Q. A biology class at high school predicted that a local population of animals will double in size every 12 years.
The population at the beginning of the year 2021 was estimated to be 50 animals. If P represents the population after n years, then which one of the following equations represents the model of the class for the population?
(a) P = 12 + 50n
(b) P = 50 + 12n
(c) P = 50(2)^12n
(d) P = 50 (2)^(n/12)
Correct Answer: (d) P = 50 (2)^(n/12)
Question from UPSC Prelims 2021 CSAT Paper
Explanation :
Biology Class at High School Population Growth Model
Given:
– Initial population (2021) = 50 animals
– Population doubles every 12 years
– Need formula for population P after n years
Step 1: Identify Growth Type
– Not linear growth (population doesn’t increase by fixed amount)
– Population multiplies by 2 at fixed intervals
– This indicates exponential growth
Step 2: Basic Exponential Growth Formula
P = Initial Value × (growth factor)^(time/interval)

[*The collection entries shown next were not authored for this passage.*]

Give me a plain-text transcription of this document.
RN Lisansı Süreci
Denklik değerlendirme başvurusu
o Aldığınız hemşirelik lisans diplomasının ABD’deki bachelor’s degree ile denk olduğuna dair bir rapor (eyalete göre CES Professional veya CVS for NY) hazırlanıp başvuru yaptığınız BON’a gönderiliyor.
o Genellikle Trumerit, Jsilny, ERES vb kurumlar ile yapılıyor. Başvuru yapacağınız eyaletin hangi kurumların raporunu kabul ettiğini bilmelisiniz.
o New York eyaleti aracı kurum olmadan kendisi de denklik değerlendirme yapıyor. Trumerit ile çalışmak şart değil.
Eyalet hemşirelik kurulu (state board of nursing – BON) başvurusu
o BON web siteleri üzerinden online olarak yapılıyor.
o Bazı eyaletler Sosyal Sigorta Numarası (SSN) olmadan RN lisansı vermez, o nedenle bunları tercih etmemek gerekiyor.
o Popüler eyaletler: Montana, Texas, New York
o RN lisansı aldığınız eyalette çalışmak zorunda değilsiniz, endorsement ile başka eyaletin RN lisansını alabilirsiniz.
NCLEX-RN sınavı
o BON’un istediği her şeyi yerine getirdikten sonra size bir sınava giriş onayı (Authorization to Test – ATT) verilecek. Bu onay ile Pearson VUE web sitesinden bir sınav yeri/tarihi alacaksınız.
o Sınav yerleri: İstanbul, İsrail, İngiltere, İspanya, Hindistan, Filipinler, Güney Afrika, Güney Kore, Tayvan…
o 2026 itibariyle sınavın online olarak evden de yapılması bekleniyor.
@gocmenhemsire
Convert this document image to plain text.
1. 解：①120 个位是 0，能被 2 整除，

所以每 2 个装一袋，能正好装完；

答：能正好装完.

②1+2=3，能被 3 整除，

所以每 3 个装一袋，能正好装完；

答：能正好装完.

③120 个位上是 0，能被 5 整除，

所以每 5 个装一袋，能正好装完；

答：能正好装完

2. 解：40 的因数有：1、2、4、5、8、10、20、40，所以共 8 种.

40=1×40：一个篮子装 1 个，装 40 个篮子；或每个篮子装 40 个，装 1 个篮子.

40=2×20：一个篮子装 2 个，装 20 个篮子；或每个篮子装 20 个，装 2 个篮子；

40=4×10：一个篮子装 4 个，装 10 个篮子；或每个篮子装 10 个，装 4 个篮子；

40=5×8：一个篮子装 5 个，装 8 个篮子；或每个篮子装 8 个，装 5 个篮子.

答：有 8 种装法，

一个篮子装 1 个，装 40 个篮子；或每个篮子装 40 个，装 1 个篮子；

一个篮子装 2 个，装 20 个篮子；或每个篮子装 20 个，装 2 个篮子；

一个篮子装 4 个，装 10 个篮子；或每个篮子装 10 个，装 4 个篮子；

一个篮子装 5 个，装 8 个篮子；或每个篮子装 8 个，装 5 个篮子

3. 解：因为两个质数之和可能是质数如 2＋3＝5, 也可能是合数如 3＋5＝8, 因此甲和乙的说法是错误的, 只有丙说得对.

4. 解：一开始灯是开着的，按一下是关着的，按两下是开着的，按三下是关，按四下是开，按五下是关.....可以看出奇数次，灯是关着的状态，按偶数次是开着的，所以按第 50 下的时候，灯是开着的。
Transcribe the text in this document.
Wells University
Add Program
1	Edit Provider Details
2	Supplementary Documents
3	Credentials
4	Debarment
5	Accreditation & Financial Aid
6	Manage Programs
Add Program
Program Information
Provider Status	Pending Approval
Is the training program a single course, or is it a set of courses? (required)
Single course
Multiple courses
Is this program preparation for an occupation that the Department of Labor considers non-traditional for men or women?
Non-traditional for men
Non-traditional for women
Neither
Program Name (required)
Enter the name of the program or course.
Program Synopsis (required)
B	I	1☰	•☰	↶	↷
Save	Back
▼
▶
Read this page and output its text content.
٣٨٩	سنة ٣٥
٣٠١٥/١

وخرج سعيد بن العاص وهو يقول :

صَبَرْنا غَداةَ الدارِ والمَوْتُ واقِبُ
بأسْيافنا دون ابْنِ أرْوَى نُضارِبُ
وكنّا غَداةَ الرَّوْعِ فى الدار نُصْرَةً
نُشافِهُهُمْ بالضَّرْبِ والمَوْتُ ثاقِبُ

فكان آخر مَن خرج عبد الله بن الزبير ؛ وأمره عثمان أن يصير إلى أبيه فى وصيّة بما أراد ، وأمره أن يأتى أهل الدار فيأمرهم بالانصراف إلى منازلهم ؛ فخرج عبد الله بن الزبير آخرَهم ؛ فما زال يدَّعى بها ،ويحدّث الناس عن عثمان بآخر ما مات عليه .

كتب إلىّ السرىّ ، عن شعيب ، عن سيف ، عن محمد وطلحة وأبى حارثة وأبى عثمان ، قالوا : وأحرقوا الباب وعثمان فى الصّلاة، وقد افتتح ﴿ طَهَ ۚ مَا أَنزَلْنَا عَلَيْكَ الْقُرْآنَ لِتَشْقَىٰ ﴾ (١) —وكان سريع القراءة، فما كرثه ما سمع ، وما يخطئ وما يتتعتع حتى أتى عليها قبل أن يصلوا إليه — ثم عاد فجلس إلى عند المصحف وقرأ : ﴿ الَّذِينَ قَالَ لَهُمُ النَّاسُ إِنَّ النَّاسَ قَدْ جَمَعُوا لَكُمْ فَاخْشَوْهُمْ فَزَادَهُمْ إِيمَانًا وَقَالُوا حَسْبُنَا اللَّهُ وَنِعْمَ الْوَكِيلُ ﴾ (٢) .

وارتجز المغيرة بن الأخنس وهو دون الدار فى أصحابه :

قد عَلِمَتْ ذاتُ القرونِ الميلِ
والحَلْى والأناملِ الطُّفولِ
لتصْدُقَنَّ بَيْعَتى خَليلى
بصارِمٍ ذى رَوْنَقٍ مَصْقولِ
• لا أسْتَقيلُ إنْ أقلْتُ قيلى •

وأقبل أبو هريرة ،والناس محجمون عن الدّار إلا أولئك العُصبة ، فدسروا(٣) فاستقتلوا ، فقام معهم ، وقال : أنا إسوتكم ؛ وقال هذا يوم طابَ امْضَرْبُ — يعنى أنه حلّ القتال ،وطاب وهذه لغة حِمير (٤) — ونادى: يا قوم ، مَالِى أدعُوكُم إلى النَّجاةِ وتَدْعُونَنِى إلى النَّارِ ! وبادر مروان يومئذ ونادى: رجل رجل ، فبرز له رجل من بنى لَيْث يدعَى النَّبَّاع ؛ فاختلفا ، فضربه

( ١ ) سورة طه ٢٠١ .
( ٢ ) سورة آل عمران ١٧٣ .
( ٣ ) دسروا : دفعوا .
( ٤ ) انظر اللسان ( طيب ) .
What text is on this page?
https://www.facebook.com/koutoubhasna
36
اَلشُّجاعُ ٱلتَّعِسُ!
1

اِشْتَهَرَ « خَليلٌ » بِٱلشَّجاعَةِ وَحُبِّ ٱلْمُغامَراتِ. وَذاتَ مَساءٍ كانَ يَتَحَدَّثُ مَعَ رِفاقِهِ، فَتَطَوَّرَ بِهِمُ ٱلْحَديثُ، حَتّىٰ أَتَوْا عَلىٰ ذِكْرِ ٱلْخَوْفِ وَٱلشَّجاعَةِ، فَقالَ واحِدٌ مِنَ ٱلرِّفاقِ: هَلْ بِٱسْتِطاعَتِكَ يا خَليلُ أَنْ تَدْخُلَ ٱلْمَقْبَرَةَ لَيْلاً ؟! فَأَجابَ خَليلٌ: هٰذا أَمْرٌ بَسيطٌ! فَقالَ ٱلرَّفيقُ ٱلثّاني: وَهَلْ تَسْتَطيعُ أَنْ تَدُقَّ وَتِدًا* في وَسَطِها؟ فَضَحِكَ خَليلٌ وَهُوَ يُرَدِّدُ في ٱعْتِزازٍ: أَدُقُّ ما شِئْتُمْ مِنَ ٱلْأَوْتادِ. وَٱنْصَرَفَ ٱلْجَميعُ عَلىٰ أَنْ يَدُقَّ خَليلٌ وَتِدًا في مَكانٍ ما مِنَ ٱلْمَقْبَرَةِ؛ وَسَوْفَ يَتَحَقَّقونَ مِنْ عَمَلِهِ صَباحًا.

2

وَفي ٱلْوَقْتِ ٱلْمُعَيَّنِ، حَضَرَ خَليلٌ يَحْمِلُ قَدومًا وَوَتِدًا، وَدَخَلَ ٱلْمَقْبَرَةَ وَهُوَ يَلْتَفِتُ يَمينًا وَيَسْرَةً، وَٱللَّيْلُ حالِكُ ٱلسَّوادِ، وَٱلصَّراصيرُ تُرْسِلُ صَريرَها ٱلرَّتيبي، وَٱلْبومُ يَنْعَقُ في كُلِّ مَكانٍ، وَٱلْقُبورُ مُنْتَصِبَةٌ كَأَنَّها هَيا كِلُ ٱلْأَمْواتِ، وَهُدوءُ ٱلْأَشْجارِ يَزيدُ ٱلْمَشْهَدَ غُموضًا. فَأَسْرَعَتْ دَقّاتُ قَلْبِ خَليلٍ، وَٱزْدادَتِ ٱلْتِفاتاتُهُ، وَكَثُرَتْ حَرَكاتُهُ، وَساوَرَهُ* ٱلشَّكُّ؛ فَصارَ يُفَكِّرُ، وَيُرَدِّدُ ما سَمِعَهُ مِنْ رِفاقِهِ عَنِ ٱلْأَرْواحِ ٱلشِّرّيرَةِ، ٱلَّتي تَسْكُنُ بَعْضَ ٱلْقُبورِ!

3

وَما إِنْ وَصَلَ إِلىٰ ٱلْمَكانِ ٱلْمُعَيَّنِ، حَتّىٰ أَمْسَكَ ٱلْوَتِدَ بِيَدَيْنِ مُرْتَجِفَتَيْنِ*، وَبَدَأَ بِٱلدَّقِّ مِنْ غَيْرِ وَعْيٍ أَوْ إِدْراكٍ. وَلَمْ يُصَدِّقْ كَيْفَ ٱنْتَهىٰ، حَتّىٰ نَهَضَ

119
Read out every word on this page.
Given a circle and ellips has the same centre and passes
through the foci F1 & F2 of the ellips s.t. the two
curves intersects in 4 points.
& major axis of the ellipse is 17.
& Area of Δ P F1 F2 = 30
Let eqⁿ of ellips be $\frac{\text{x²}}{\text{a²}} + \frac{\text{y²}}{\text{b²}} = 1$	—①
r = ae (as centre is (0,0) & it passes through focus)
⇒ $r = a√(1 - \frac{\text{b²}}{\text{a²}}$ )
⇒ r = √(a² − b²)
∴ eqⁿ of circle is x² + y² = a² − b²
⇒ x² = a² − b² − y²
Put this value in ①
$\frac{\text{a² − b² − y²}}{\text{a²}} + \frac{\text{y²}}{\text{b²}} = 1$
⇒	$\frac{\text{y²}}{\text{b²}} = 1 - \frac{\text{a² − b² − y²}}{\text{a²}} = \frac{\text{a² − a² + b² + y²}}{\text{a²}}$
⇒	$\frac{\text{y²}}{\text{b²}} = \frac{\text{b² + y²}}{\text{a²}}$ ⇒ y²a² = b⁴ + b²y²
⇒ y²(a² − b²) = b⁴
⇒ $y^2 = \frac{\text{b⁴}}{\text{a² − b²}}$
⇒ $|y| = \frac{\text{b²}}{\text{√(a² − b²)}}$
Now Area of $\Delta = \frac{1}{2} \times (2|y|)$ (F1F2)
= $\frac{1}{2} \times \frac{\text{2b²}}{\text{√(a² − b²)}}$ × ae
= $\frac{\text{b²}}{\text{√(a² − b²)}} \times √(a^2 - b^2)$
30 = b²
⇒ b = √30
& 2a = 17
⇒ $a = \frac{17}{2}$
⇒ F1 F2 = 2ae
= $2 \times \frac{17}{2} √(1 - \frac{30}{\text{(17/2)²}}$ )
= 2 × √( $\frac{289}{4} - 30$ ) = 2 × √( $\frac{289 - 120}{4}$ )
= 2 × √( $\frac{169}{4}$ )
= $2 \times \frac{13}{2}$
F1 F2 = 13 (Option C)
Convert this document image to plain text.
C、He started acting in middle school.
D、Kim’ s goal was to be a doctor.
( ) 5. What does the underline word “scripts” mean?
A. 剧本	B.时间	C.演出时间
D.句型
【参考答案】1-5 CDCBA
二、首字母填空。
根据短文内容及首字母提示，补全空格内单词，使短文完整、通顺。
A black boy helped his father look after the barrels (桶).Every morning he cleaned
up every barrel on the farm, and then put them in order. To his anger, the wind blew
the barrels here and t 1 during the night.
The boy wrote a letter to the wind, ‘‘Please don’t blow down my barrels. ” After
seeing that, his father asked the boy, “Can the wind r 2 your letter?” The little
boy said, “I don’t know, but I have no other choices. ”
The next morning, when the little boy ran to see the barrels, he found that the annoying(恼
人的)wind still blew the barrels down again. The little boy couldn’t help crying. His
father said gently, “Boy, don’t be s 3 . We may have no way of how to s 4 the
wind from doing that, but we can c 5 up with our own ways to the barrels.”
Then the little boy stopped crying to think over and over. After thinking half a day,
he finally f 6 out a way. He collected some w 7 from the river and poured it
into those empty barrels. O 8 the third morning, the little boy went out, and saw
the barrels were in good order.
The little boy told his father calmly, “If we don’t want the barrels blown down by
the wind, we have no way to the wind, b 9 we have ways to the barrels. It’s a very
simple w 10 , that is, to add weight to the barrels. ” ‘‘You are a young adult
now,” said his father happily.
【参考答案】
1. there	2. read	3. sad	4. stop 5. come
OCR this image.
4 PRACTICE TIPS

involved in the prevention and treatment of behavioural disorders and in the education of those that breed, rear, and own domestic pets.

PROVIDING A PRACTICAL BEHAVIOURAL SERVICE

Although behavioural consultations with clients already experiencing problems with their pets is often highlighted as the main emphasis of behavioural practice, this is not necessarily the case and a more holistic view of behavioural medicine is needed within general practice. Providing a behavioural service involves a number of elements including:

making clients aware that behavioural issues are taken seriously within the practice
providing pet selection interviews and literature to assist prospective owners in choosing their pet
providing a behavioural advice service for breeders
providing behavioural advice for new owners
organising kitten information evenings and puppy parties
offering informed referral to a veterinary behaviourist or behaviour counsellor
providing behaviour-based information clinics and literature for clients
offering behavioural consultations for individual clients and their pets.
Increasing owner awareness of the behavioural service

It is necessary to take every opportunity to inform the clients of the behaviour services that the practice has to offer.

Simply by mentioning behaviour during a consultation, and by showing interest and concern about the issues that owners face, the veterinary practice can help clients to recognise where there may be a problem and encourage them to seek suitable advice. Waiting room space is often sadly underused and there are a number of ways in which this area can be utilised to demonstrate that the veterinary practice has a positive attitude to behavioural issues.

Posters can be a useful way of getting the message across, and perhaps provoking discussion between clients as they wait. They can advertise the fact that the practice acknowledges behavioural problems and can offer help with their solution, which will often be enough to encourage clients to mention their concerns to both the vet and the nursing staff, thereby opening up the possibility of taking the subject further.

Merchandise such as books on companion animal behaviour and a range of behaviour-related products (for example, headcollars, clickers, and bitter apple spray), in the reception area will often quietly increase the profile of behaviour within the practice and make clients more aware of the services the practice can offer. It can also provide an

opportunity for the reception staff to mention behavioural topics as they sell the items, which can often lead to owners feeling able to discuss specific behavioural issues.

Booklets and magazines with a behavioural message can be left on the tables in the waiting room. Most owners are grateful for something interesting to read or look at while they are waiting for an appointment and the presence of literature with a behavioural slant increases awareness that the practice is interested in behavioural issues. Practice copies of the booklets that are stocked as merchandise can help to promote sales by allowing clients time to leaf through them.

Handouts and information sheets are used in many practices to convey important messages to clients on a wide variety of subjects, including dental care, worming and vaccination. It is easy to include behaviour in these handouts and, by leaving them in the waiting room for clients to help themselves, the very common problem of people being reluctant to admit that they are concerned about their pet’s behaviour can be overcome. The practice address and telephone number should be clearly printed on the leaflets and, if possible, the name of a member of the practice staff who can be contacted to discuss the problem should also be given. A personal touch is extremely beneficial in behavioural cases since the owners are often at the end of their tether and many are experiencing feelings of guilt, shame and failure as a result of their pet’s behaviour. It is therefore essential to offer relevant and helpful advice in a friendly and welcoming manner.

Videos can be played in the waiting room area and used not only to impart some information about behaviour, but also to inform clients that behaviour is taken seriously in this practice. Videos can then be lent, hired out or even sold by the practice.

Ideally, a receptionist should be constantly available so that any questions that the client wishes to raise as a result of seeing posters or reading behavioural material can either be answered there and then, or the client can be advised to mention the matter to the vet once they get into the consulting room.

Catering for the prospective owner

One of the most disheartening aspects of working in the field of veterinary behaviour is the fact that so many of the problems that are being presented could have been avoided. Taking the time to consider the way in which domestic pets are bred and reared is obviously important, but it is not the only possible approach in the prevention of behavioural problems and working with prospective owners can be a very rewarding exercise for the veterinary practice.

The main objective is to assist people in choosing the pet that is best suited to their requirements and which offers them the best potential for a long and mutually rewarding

Step 3: Identify Components
– Initial Value = 50
– Growth factor = 2 (doubles)
– Time = n years
– Interval = 12 years
Step 4: Analyze Options
a) P = 12 + 50n
Incorrect: Shows linear growth
b) P = 50 + 12n
Incorrect: Shows linear growth
c) P = 50(2)^12n
Incorrect: Time interval ratio is wrong
d) P = 50(2)^(n/12)
Correct: Shows proper exponential growth
Step 5: Verify Option D
After 0 years: P = 50(2)^0 = 50 (correct initial population)
After 12 years: P = 50(2)^1 = 100 (population doubles)
After 24 years: P = 50(2)^2 = 200 (doubles again)
Answer: The correct formula is P = 50(2)^(n/12)
This formula accurately represents population doubling every 12 years from an initial value of 50 animals.